The exhibition also features a bier made with a traditional carpentry technique without using nails, just woodworking joints. Measuring 453 centimeters in length, 200 centimeters in width and 252 centimeters in height, the bier, was presented at the 8th Gwangju Biennale in 2010. It was reproduced based upon various historical sources. The structure was carried by 24 people.

The exhibition has been planned after the artifacts were shown at “All Eyes on Korea,” the 100-day Korean culture summer festival, prior to the Olympic Games in London last year. It mesmerized European artists and connoisseurs, making them interested in hosting kokdu exhibitions in their own countries.

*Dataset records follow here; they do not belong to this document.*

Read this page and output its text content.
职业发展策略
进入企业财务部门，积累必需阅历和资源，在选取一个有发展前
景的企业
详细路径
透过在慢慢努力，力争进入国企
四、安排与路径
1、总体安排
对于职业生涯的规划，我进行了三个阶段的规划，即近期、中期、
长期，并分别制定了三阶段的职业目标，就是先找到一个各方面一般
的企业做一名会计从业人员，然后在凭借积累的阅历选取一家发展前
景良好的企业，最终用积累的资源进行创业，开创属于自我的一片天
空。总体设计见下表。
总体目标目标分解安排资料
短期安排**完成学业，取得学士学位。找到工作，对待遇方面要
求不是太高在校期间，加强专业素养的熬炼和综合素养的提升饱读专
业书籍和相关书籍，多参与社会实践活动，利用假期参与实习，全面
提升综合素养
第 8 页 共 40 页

“I have never seen such a concise, systematic, shapely curated exhibition featuring a Korean funerary bier since I went to the National Folk Museum of Korea during my visit to Korea,” said Jan Stuart, keeper of the Asian Department at the British Museum, last year. “We would like to plan a special exhibition inside the British Museum in the future.”

This exhibition in Europe displays regional differences of kokdu’s and their spiritual meanings reflecting Korean traditional emotions from ancient times to the Joseon era through the various figurines. The show focuses on Korean folk beliefs about kokdu, which can travel between this world and the next, comforting the bereaved family and mourners.

The museum has some 20,000 kokdu, which have been collected over 30 years by director Kim Ock-rang.